Jenny Kidd's Are New Media Democratic? is a neat little article wherein she tells the two narratives of new media. The first approaches the question positively and suggests that democracy is a constituent part of the internet - both in its inception and infrastructure. It gives everyone a voice and isn't moderated or owned by any one government and works in a bottom-up model rather than a top-down hierarchy. The second narrative concludes that new media are not democratic. They are capitalistic (if not by nature, then by design), which has led to "Big Media" institutions that control, in one way or another, the flow of information (e.g., Google, Facebook, IE8). Additionally, to say that no one government controls the internet is not to say that particular governments can't control their citizens' access to the internet. So, for example, while China has the majority of web users, they also employ more than 30,000 internetofficers to police users and restrict access to certain websites and Google search results (and, of course, the US government has the freedom to shut downsites that break US law). So the proposition of the first narrative - that no one can turn off the internet for users - is only true in a sense. If a person only sought to access certain portions of the internet that were subjected to government restrictions, then for that user, the government would have functionally shut off their internet (and, of course, a user's ISP retains the freedom to shut down their internet if they deem it appropriate). 

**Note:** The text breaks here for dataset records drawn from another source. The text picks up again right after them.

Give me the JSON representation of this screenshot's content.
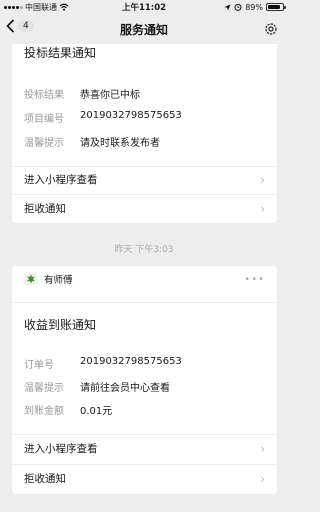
{
  "status_bar": {
    "carrier": "中国联通",
    "time": "上午11:02",
    "battery": "89%",
    "battery_level": 0.89
  },
  "nav": {
    "back_count": "4",
    "title": "服务通知"
  },
  "card1": {
    "title": "投标结果通知",
    "rows": [
      {
        "key": "投标结果",
        "value": "恭喜你已中标"
      },
      {
        "key": "项目编号",
        "value": "2019032798575653"
      },
      {
        "key": "温馨提示",
        "value": "请及时联系发布者"
      }
    ],
    "actions": [
      {
        "label": "进入小程序查看"
      },
      {
        "label": "拒收通知"
      }
    ]
  },
  "timestamp": "昨天 下午3:03",
  "card2": {
    "sender": "有师傅",
    "title": "收益到账通知",
    "rows": [
      {
        "key": "订单号",
        "value": "2019032798575653"
      },
      {
        "key": "温馨提示",
        "value": "请前往会员中心查看"
      },
      {
        "key": "到账金额",
        "value": "0.01元"
      }
    ],
    "actions": [
      {
        "label": "进入小程序查看"
      },
      {
        "label": "拒收通知"
      }
    ]
  },
  "icons": {
    "more": "•••",
    "chevron": "›"
  }
}
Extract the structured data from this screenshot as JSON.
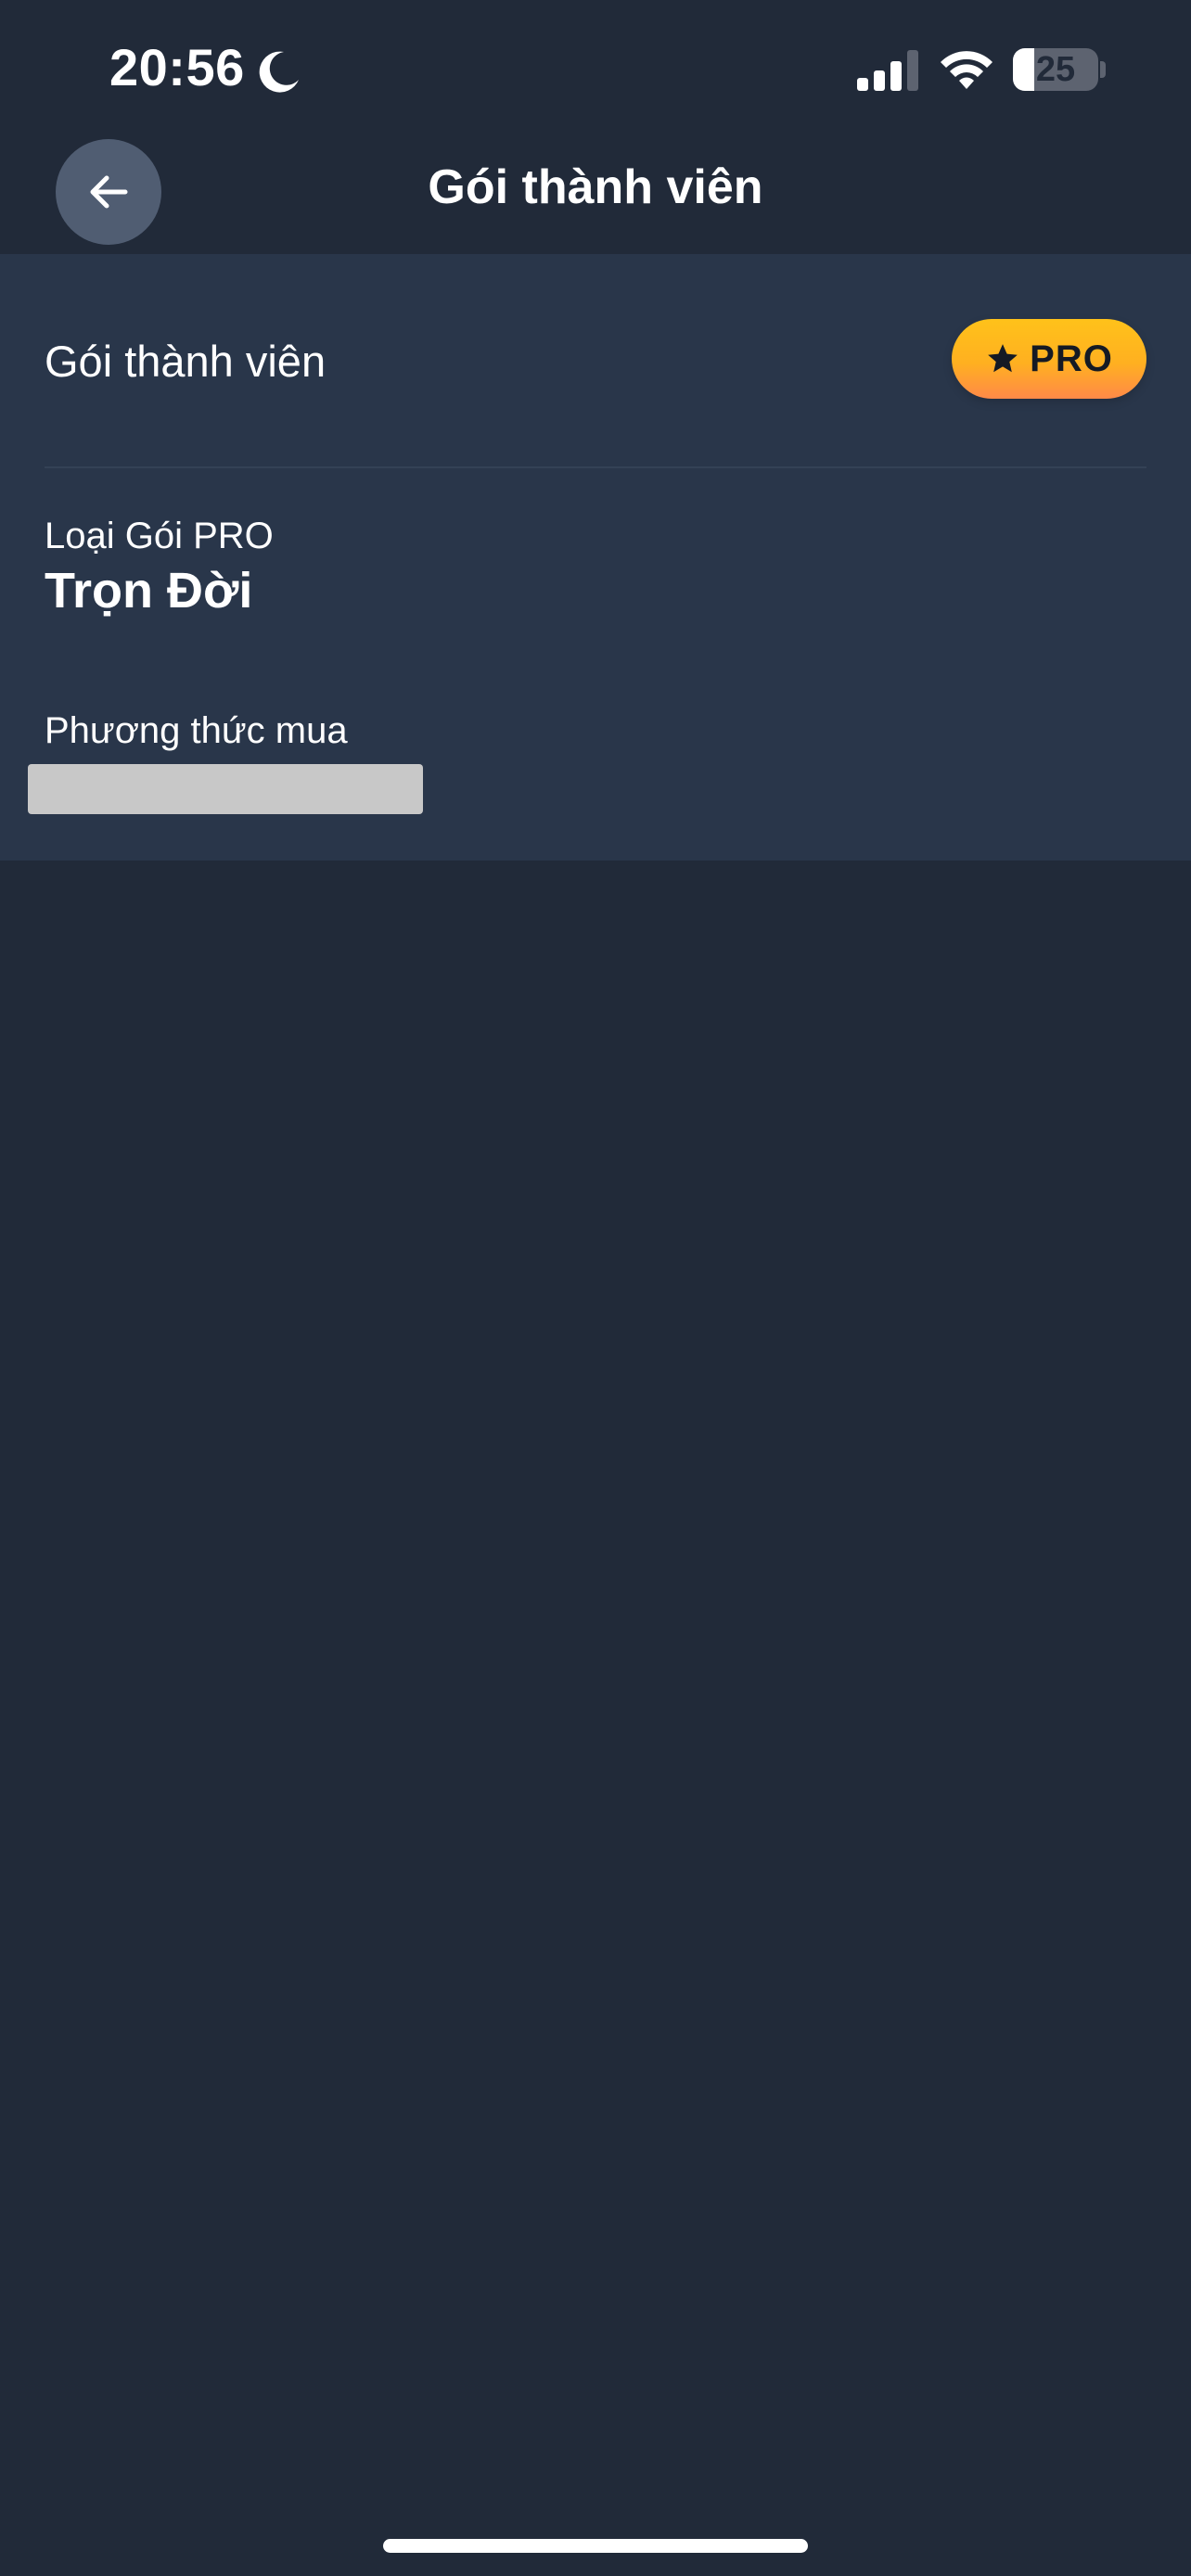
{
  "status_bar": {
    "time": "20:56",
    "battery_level": "25",
    "battery_fraction": 0.25,
    "icons": [
      "moon-icon",
      "signal-icon",
      "wifi-icon",
      "battery-icon"
    ]
  },
  "header": {
    "title": "Gói thành viên",
    "back_icon": "arrow-left-icon"
  },
  "membership": {
    "label": "Gói thành viên",
    "badge_label": "PRO",
    "badge_icon": "star-icon",
    "plan_type_label": "Loại Gói PRO",
    "plan_type_value": "Trọn Đời",
    "purchase_method_label": "Phương thức mua"
  },
  "colors": {
    "background": "#212a39",
    "card": "#29364a",
    "back_button": "#505d72",
    "badge_top": "#ffc21a",
    "badge_bottom": "#ff8a48",
    "redaction": "#c8c8c8"
  }
}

I liked Kidd's approach in providing two narratives that are both "true" in their information. In a sense her two narratives were also told in the Carr and Rosen debate from last week , albeit with more analysis. I happen to hear the truth of the second, more negative narrative a bit more loudly, but in true rhetorical fashion the debate swings on what aspects receive the most emphasis. It is ostensibly true that people can speak their minds much more easily on the web through blogs, Facebook, and Twitter, but if nobody is listening (as Kidd suggests in her second narrative), then what is the difference between web-published rants and those of the unheard TV viewer? Without a ripple-effect or some kind of public discourse then both forms of ranting are an exercise of free speech, but not necessarily democracy in any actualized sense.